With an average temperature of -290 F, Titan has plenty of water ice but hardly any water vapor, due to water’s very low vapor pressure. That means any life that might exist would have to be non-water based — that is, unlike any life on Earth.
Still, Earth and Titan have important traits in common. “Titan is the only other place in the solar system, aside from Earth — with the possible exception of Mars — where there are flowing liquids on the surface,” Martin Rahm, research associate at Cornell University and lead author of the study, tells Digital Trends. These liquids fall as rain and affect geology through erosion.

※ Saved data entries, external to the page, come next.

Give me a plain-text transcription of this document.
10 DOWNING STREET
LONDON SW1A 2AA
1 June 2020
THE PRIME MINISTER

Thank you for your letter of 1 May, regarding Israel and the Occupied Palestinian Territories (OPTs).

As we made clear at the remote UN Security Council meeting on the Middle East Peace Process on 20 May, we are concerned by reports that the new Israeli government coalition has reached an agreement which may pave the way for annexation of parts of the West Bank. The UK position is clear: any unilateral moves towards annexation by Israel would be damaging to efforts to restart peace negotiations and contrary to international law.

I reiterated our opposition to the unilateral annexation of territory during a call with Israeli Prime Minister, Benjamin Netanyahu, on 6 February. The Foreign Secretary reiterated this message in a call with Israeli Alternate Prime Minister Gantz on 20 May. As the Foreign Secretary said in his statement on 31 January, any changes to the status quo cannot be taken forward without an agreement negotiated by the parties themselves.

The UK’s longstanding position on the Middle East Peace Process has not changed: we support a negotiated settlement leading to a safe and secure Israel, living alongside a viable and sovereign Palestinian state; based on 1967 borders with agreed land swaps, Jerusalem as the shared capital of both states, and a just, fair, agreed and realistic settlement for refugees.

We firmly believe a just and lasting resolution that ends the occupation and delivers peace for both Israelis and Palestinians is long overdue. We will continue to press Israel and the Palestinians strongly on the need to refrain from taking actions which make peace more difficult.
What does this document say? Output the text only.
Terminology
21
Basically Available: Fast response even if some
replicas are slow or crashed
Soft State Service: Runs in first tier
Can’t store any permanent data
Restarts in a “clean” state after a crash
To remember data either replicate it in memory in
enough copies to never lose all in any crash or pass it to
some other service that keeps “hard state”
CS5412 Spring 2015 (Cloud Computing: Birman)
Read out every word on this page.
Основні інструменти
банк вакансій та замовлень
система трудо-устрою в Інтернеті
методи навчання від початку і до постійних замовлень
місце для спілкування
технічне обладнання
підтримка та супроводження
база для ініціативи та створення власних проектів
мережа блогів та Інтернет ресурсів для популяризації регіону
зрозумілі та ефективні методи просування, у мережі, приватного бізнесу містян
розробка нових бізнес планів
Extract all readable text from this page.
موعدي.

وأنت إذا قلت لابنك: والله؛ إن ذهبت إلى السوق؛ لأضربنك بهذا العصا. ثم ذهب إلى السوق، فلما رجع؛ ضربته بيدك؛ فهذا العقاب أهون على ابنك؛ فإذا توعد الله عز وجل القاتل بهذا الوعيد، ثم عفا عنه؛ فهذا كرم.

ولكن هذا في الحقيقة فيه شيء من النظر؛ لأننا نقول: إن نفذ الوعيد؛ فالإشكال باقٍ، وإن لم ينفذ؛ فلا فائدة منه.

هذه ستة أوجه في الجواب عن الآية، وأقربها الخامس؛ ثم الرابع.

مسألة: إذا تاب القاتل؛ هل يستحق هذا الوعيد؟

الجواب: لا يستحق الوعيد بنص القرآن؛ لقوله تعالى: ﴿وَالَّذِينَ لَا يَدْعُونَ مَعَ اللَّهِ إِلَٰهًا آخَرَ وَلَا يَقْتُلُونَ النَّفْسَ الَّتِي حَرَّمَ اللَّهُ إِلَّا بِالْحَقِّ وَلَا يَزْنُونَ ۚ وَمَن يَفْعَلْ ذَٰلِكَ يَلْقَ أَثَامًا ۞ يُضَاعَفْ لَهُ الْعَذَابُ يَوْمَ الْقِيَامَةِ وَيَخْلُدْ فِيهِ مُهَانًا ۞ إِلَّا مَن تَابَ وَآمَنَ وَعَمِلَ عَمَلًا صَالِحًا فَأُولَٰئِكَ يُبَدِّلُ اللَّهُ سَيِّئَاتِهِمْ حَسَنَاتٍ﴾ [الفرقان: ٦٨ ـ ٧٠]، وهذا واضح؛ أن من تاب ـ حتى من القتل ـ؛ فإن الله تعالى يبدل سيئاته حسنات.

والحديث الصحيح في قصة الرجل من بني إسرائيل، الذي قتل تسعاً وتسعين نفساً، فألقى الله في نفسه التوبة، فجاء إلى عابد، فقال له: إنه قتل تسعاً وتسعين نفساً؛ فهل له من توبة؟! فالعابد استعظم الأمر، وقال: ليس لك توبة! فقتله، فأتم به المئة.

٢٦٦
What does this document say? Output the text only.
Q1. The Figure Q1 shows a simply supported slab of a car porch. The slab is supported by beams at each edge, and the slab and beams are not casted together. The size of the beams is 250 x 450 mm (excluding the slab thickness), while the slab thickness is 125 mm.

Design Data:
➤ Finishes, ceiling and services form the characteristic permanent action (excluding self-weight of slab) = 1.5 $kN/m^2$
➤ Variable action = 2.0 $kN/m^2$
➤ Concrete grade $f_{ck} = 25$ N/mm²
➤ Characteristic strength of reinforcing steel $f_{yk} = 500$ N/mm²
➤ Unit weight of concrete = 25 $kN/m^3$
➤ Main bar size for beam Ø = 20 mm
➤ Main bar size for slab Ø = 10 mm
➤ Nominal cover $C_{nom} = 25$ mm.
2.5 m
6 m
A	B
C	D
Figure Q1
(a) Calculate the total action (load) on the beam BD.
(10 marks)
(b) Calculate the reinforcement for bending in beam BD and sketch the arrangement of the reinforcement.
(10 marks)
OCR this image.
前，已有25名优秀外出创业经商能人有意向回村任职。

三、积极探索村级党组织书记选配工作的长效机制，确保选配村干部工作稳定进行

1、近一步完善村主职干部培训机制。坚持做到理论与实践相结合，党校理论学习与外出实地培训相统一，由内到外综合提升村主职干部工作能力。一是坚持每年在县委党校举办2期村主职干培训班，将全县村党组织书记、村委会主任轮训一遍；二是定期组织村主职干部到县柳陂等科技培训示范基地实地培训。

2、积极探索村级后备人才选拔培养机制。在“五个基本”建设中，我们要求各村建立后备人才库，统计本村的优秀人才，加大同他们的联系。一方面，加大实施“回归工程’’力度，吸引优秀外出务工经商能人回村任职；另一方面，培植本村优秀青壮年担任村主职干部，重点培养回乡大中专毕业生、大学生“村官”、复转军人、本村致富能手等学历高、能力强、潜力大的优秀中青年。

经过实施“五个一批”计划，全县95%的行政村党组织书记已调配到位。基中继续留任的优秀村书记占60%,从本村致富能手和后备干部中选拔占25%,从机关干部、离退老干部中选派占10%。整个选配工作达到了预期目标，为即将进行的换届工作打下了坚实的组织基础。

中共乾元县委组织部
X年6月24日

Rahm adds: “There are sources of energy — sunlight, cosmic rays — and organic molecules, hence Titan is of keen interest for studying prebiotic processes.”
Titan’s flowing liquids are composed of such things as methane and ethane, rather than water, and its atmosphere is full of hydrogen cyanide (HCN), which the researchers recognize as a molecule believed to be key in prebiotic — existing or occurring before the emergence of life — reactions that eventually led to life on Earth.
Though HCN is plentiful in the atmosphere, it seems to convert to a different compound on the moon’s surface. “Such transformative chemistry is proceeding despite the fact that it is extremely cold on Titan, which is maybe the most profound difference compared to Earth,” Rahm says. “If life could exist there, it would need to function very differently from ‘life as we know it,’ and offer clues to the limitations of life in the universe.”
Along with Jonathan I. Lunine, director of the Cornell Center for Astrophysics and Planetary Science, Rahm and the team ran data collected by the Cassini-Huygens mission through density functional theory — a quantum mechanical modeling method — to predict various compounds that could be made from HCN, and to calculate some of these compounds’ properties. In the end, the calculations suggested that the prebiotic reactions were possible and the resulting chemical structures were capable of functions like light absorption.
“We should stress that this paper does not predict life on the surface of Titan,” Rahm says. “Rather, we provide data in support of an environment that might support prebiotic chemistry, to some extent.
“Finding the limits and possible origins of life is a fundamental challenge, and there are many paths to explore,” Rahm continues. “It has proven very difficult to synthesize well-characterized materials from HCN on Earth, needed to study this chemistry.”
Moving forward, the Cornell team hope to run simulations of these systems evolving over time, while investigating their reactions at various temperatures and expanding their study to examine even more complicated chemistries. In the end, they hope to conduct experiments on Earth that are modeled off of Titan’s chemistry to give an even more detailed description of the moon’s potential for life.